Saturday, September 6, 2008

Dong Son drums

Dong Son drums are bronze drums fabricated by the Dong Son culture, in the Red River Delta of northern Vietnam. The drums were produced from about 600 BC until the third century AD, and are one of the culture's finest examples of metalworking.

The drums, cast in bronze using the lost wax method, are up to a meter in height and weigh up to 100 kg. Dong Son drums were apparently both musical instruments and cult objects. They are decorated with geometric patterns, scenes of daily life and war, animals and birds, and boats. The latter alludes to the importance of trade to the culture in which they were made, and the drums themselves became objects of trade and heirlooms. More than 200 have been found, across an area from eastern Indonesia to Vietnam and Southern China.

Classification




In 1902, a collection of 165 large bronze drums was published by F. Heger, who subdivided them into a classification of four types.

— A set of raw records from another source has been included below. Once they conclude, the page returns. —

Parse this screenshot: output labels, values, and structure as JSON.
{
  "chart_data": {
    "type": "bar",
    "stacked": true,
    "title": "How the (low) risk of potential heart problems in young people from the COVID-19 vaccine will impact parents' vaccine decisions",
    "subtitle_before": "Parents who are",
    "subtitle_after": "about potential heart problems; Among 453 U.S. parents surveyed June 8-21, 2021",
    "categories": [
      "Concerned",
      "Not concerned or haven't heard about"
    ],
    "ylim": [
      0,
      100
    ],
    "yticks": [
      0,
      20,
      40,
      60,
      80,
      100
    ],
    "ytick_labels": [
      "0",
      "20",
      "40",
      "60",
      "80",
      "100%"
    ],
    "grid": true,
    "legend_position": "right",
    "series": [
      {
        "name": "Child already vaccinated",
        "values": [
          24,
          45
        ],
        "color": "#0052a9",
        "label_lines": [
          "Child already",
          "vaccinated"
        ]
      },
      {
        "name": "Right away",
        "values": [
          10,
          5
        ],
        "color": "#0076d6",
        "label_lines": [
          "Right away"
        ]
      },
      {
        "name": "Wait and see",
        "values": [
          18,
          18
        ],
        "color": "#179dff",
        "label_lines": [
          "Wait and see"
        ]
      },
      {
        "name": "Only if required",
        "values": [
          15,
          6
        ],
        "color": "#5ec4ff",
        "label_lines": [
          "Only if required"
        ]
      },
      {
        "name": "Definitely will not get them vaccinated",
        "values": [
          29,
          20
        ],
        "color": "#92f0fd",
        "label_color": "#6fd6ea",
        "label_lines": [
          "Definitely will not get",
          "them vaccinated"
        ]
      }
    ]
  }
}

The Heger 1 drums of the Dong Son culture were classified and divided into five groups by the Vietnamese scholar Pham Huy Thong in 1990, a division that implied a chronological succession. The earliest, group A, comprisees a set of large and intricated decorated drums. Group B consists of a smaller drums who almost universally have a group of waterbirds in flight as their key motif on the tympanum and the mantle designs. Group C has a central panel on the tympanum made up of a row of plumed warriors placed inside another panel of waterbirds in flight. Toads line the tympanum's edge while the mantle was decorated with either patterns involving boats or geometric patterns.

Hoang Ha




The Hoang Hoa drum is a notable specimen of the Dong Son culture of the Bronze Age that existed in the Red River Delta in approximately the first five centuries BCE.

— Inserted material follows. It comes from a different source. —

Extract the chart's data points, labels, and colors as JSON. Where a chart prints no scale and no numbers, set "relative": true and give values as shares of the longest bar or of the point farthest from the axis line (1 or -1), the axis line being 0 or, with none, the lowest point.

It was discovered in Ha Son Binh Province in 1937, with an outer panel of crane egrets and an inner panel which shows a procession similar to that described in the Ngoc Lu drum, the most famous of the Dong Son drums.

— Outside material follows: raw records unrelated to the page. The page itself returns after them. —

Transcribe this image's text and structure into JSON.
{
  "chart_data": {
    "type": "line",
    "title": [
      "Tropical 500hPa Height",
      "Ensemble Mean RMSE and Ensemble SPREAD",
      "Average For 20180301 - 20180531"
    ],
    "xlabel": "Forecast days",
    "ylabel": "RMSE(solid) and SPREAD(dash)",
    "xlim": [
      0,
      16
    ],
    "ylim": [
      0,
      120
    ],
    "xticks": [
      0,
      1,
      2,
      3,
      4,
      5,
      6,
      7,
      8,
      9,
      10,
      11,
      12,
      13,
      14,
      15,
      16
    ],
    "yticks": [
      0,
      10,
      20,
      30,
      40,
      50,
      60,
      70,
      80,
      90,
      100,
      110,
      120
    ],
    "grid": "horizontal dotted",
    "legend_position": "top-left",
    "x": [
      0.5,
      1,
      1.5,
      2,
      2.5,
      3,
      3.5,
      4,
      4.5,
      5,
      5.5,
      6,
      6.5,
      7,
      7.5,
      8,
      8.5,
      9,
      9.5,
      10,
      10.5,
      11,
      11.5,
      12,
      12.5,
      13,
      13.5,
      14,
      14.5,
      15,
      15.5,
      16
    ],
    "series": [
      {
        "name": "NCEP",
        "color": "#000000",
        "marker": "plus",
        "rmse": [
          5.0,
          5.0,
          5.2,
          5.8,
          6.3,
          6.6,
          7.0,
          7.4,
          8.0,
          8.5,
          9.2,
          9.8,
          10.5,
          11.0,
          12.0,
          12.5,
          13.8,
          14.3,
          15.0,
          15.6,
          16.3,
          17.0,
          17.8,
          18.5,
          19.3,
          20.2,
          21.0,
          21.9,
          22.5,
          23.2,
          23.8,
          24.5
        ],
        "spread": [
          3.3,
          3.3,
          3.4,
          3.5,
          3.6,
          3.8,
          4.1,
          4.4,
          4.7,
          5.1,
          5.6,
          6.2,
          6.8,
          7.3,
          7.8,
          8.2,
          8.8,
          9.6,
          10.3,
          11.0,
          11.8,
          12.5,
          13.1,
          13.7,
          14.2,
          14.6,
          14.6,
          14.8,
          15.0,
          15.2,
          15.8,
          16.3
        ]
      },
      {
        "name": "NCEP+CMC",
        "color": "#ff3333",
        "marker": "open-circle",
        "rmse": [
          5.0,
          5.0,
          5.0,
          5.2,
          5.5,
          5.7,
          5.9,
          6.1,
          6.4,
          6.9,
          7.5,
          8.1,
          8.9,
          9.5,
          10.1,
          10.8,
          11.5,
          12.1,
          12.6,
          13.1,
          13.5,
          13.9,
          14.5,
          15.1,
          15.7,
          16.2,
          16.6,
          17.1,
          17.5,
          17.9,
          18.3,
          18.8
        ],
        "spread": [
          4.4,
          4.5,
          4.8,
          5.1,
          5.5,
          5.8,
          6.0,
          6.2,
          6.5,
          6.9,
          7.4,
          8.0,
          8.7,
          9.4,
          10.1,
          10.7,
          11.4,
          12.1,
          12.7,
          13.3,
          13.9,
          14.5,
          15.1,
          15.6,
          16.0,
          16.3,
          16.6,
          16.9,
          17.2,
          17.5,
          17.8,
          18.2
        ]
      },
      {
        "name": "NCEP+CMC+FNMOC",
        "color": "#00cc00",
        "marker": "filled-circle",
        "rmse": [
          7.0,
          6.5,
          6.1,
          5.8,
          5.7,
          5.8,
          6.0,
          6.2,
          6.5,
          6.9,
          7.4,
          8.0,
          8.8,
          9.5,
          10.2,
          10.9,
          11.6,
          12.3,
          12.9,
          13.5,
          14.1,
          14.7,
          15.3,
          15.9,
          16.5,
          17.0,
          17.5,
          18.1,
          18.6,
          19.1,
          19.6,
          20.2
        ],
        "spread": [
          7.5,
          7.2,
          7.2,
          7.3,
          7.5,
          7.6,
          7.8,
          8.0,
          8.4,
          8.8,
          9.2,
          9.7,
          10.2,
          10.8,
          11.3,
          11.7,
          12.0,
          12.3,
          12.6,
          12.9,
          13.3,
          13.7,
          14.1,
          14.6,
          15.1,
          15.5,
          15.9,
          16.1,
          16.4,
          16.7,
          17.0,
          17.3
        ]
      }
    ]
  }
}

The drum shows a procession similar to that described in the Ngoc Lu drum, the most famous of the Dong Son drums. This drum varies in that it depicts four sets of men in procession with feathered headgear, rather than two. Also, each set comprises three or four people none of whom appear to be armed. The posture of the men was interpreted as that they were participating in a dance rather than a military ceremony. In this drum, only one pair of people are depicted as threshing rice, and there is no cymbal player. However, the general motifs, such as the boats on the mantle, remain in place.

Large drums found in northern Vietnam were generally in the minority, as most drums have simple decorations with fewer representations of people. The Ban Thom drum has only an inner panel comprising of four houses and plumed humans standing alone or in couples.